Andrew Lambirth

Boundless curiosity

A New World: England’s first view of America; Italian Prints 1875–1975

issue 31 March 2007

A New World: England’s first view of America; Italian Prints 1875–1975

John White is one of the mysteries of English art. We don’t know exactly when he was born or died, we have no portrait of him and his name was a sufficiently common one to cause problems of identification in the surviving documents of the period. Yet we have an incomparable wealth of paintings by him, all 75 of which reside in the British Museum and which form the core and justification for this fascinating new exhibition. Being watercolours they are fragile, so get shown only once every 30 or 40 years. White was a gentleman adventurer who was also an artist, and between 1584 and 1590 he made five journeys to America. He was closely involved with these expeditions, investing his own money and making maps and records of the unfamiliar flora and fauna he observed, as well as the strange inhabitants of those shores. These paintings are of such crucial importance and interest to us because they represent England’s first sight of America. Appropriately, after their showing at the BM, they make the return journey to North Carolina and three other venues in the States.

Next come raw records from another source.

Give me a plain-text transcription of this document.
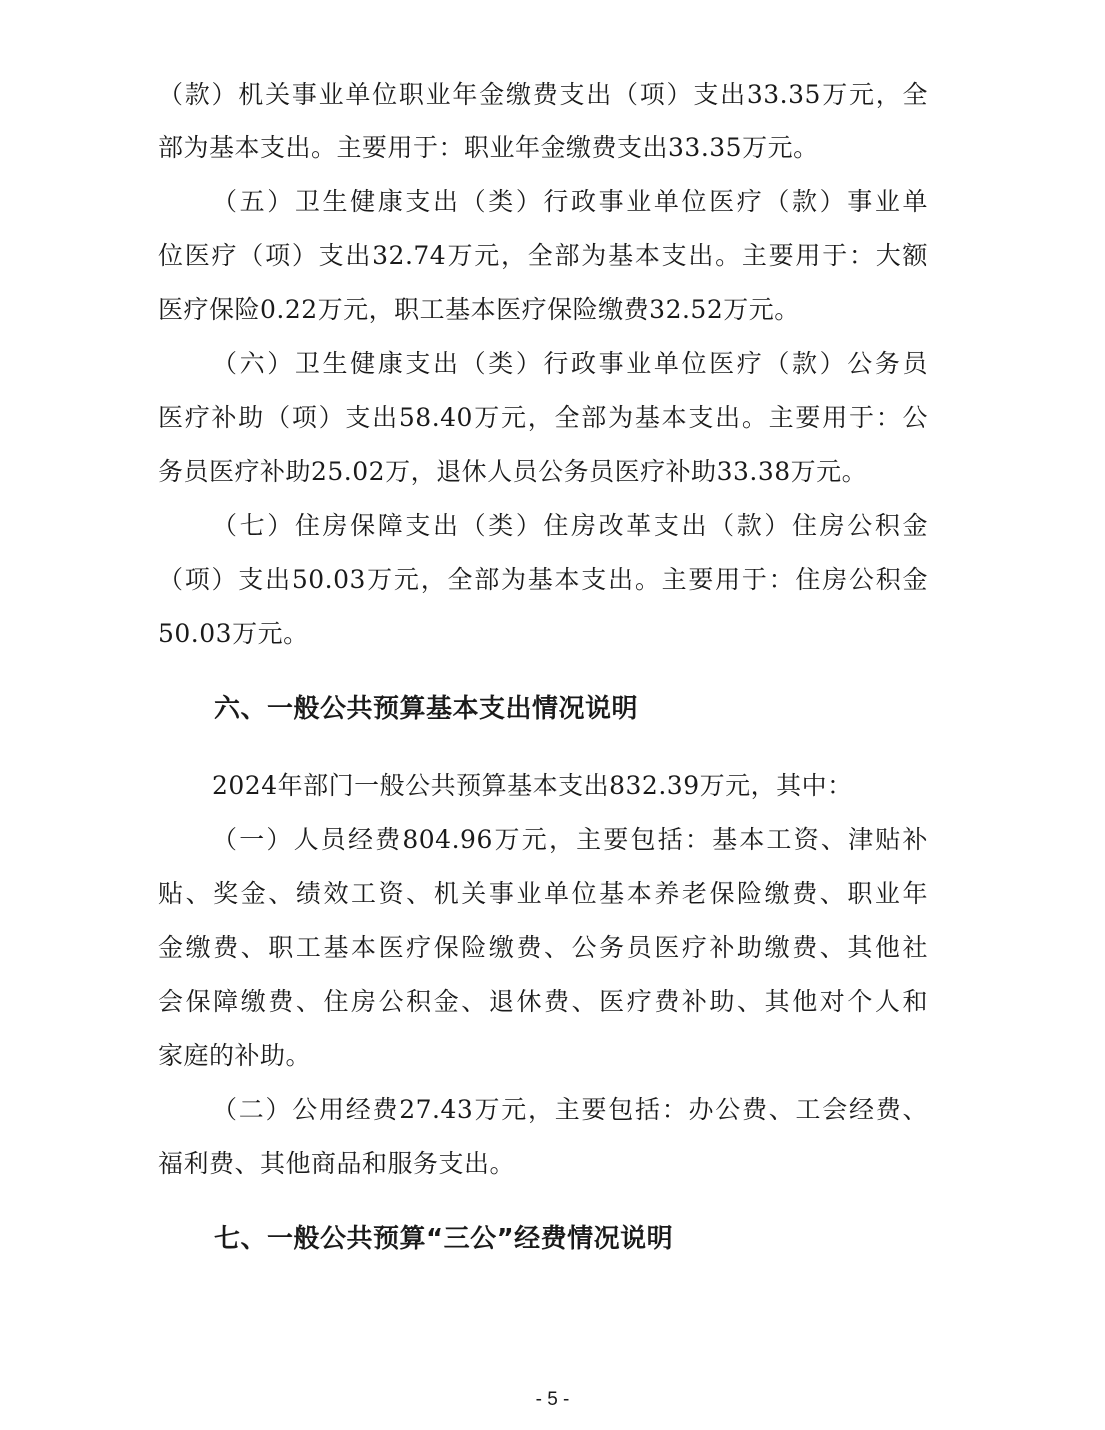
（款）机关事业单位职业年金缴费支出（项）支出33.35万元，全
部为基本支出。主要用于：职业年金缴费支出33.35万元。
（五）卫生健康支出（类）行政事业单位医疗（款）事业单
位医疗（项）支出32.74万元，全部为基本支出。主要用于：大额
医疗保险0.22万元，职工基本医疗保险缴费32.52万元。
（六）卫生健康支出（类）行政事业单位医疗（款）公务员
医疗补助（项）支出58.40万元，全部为基本支出。主要用于：公
务员医疗补助25.02万，退休人员公务员医疗补助33.38万元。
（七）住房保障支出（类）住房改革支出（款）住房公积金
（项）支出50.03万元，全部为基本支出。主要用于：住房公积金
50.03万元。
六、一般公共预算基本支出情况说明
2024年部门一般公共预算基本支出832.39万元，其中：
（一）人员经费804.96万元，主要包括：基本工资、津贴补
贴、奖金、绩效工资、机关事业单位基本养老保险缴费、职业年
金缴费、职工基本医疗保险缴费、公务员医疗补助缴费、其他社
会保障缴费、住房公积金、退休费、医疗费补助、其他对个人和
家庭的补助。
（二）公用经费27.43万元，主要包括：办公费、工会经费、
福利费、其他商品和服务支出。
七、一般公共预算“三公”经费情况说明
- 5 -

White must have been an intrepid, hardy man, making so many long voyages under fairly primitive conditions, but evidently the spirit of adventure was strong in him. He had a boundless curiosity which informs all his work, and it also seems that he had a sense of humour. His native Americans are not drawn solemnly like museum specimens, but with an air of lived reality and an eye for the telling gesture or pose. Early in this treasure-chest of an exhibition are White’s imaginative watercolours of wild Pictish figures, wonderfully painted and tattooed, and rather modern-looking, except that they appear decidedly better-tempered than today’s urban warriors.